Odds are higher you'd get sick from processed milk than raw.
“Deadly listeria outbreak” claims CBS News yesterday.
According to the CDC announcement:
“In November 2015, samples of raw chocolate milk were collected from a raw milk conference held in Anaheim, California. The raw chocolate milk was produced by Miller’s Organic Farm. The U.S. Food and Drug Administration (FDA) isolated Listeria from the raw chocolate milk and conducted WGS testing on the isolate to get more genetic information about the bacteria. On January 29, 2016, FDA informed CDC that WGS determined that the Listeria bacteria from the raw chocolate milk was closely related genetically to Listeria bacteria from two people in two states who got sick in 2014, one from California and one from Florida.”
Samples were tested in 2015, and tied to illnesses in 2014? Doesn’t this strike anyone as an odd way to connect dots?
Miller’s Organic Farm owner Amos Miller told CBS news: “I don’t know that it was proved it’s on the farm here,” he said. “We hope and pray for the best.”
According to this story, no cases of raw milk listeria have happened, at least until this latest news, in the last decade.

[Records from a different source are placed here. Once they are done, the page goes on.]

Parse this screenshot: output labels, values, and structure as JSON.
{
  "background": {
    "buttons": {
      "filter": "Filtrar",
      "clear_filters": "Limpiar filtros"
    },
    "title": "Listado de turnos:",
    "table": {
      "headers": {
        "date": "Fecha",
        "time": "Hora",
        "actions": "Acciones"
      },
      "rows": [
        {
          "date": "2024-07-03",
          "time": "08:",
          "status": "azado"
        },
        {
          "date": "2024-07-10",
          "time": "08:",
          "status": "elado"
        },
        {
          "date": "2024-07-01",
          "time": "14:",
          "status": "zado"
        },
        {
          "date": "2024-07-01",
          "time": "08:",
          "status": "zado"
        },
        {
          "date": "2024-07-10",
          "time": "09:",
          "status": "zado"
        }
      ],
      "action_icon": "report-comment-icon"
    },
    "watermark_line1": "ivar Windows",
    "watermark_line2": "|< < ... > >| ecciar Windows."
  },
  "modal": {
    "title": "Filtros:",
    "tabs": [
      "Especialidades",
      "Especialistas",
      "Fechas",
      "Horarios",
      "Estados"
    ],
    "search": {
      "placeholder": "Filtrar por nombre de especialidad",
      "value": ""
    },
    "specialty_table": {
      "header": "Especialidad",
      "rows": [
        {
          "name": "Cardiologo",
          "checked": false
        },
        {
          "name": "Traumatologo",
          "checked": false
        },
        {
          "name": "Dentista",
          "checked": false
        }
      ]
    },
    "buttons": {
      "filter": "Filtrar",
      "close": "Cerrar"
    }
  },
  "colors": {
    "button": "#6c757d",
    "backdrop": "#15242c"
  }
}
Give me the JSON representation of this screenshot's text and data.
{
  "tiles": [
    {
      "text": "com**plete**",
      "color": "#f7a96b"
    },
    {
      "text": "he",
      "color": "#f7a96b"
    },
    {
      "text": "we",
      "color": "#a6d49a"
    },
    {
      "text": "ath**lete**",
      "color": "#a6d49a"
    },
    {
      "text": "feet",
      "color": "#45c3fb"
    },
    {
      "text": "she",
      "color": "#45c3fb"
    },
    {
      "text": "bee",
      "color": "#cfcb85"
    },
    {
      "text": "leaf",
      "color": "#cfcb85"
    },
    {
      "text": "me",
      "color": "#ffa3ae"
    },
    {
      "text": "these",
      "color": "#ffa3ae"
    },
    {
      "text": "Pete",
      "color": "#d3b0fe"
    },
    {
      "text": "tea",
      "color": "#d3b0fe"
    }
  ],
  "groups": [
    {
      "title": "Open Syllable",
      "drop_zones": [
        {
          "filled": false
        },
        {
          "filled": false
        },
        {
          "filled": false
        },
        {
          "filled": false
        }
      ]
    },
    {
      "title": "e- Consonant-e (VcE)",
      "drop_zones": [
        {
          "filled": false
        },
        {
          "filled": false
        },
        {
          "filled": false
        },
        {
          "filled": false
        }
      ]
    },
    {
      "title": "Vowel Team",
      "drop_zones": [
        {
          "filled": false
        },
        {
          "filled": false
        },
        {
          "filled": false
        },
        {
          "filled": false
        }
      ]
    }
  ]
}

Miller’s farm sells only directly as a membership club and had not heard from any of it’s members about any health concerns. Miller is still proceeding with its operations.

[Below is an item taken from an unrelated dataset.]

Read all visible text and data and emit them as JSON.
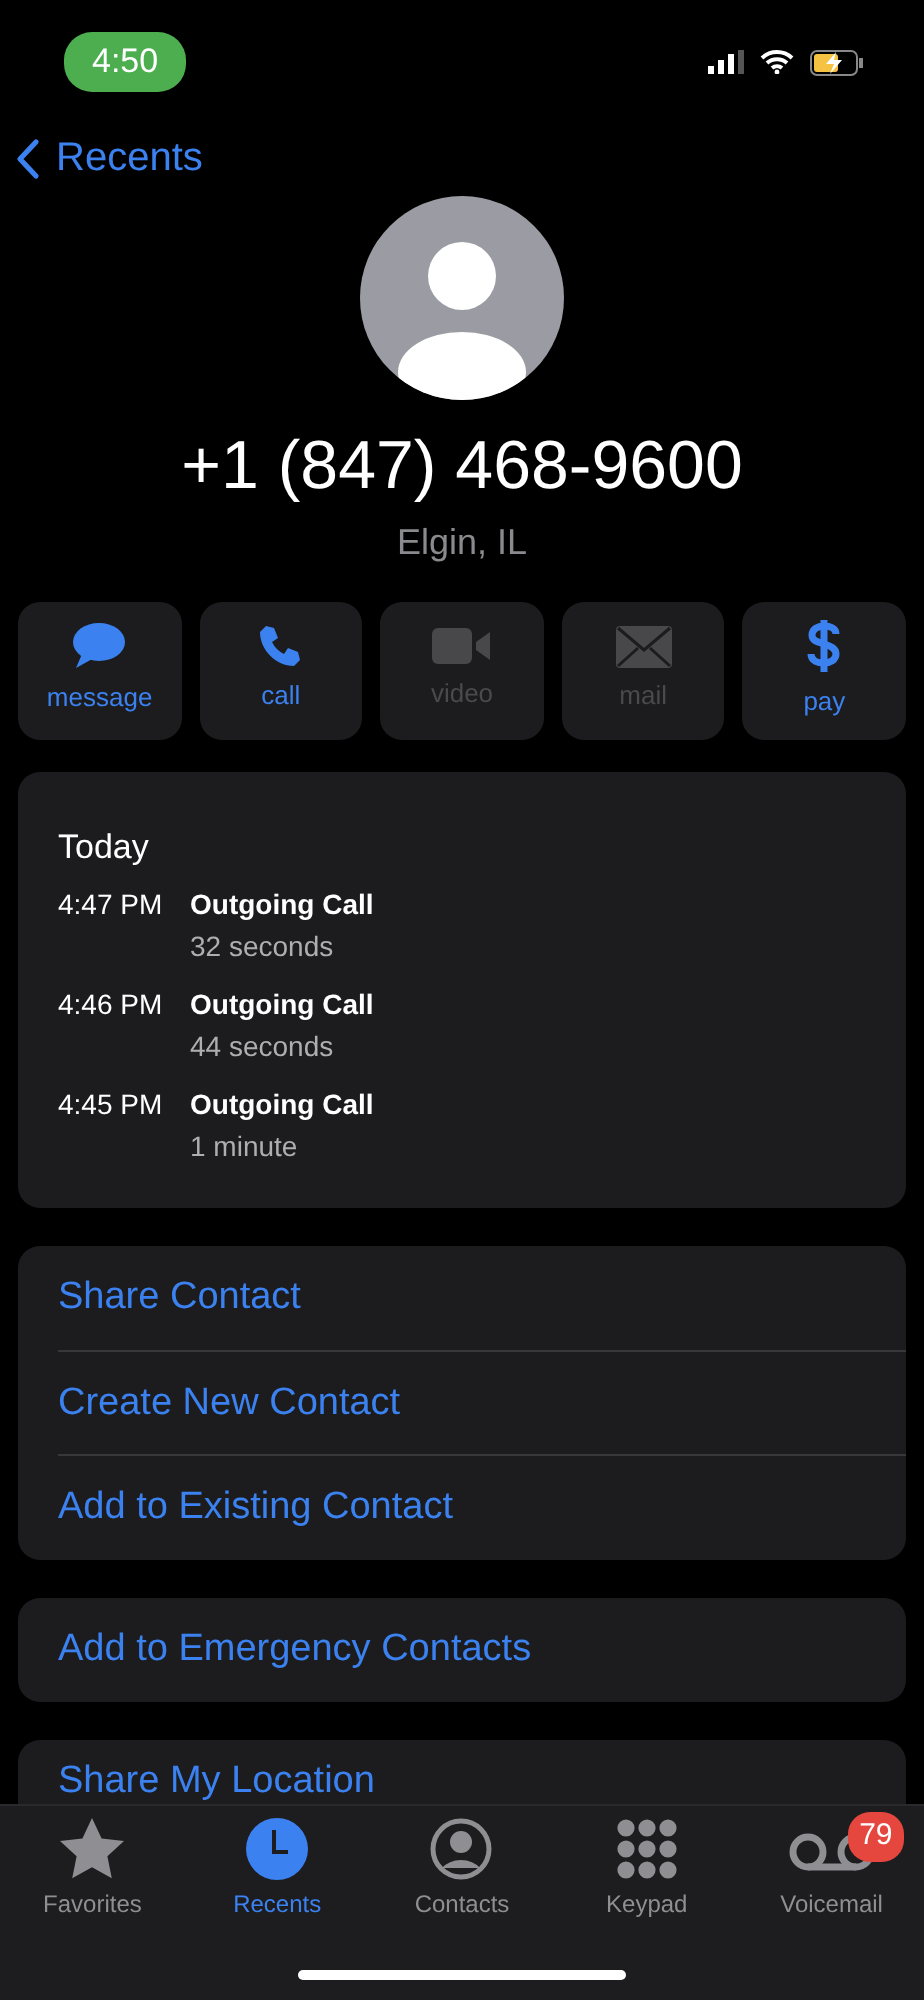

In the list of listeria outbreaks, which now includes the latest “multi-state” outbreak with two patients, processed, pasteurized dairy is listed 5 times. No other case of raw dairy is listed. A 2009 study indicated the most common foods implicated in listeriosis were deli meats, pasteurized soft cheese, and seafood. And yet the CDC has a whole section on its website devoted to raw milk.
Several pro-raw milk organizations believe there is an anti-raw milk bias. that is unfounded. The Weston A. Price foundation has a website dedicated to the topic, including a study from 2013 which claims “the forty-year worldwide absence of listeriosis cases from raw milk presented in a 2013 scholarly review, and affirmed in the QMRA results published in 2011, is attributed by European reviewers to the protective action of non-harmful bacteria found in raw milk.”
The Farm-to-Consumer Legal defense fund tracks raw milk laws as a counter measure to large dairies lobbying for friendly regulations. Raw Milk advocate John Schwenkler puts it this way: “Pasteurization is not a cheap process, and therefore the legal demand for pasteurization favors large producers. A small, independent dairy farm may very well not be able to afford pasteurization equipment (not at government standards, at least), and thus micro-dairies can rarely operate legally on their own. With the dairy industry more centralized, it becomes easier to track and regulate—and control.”
Stories such as these should raise awareness of overall risk awareness, but instead seem to serve to match our existing biases. The odds are higher of illness through pasteurized milk than raw, but either way, your odds are much higher in dying in a car wreck on the way to the store.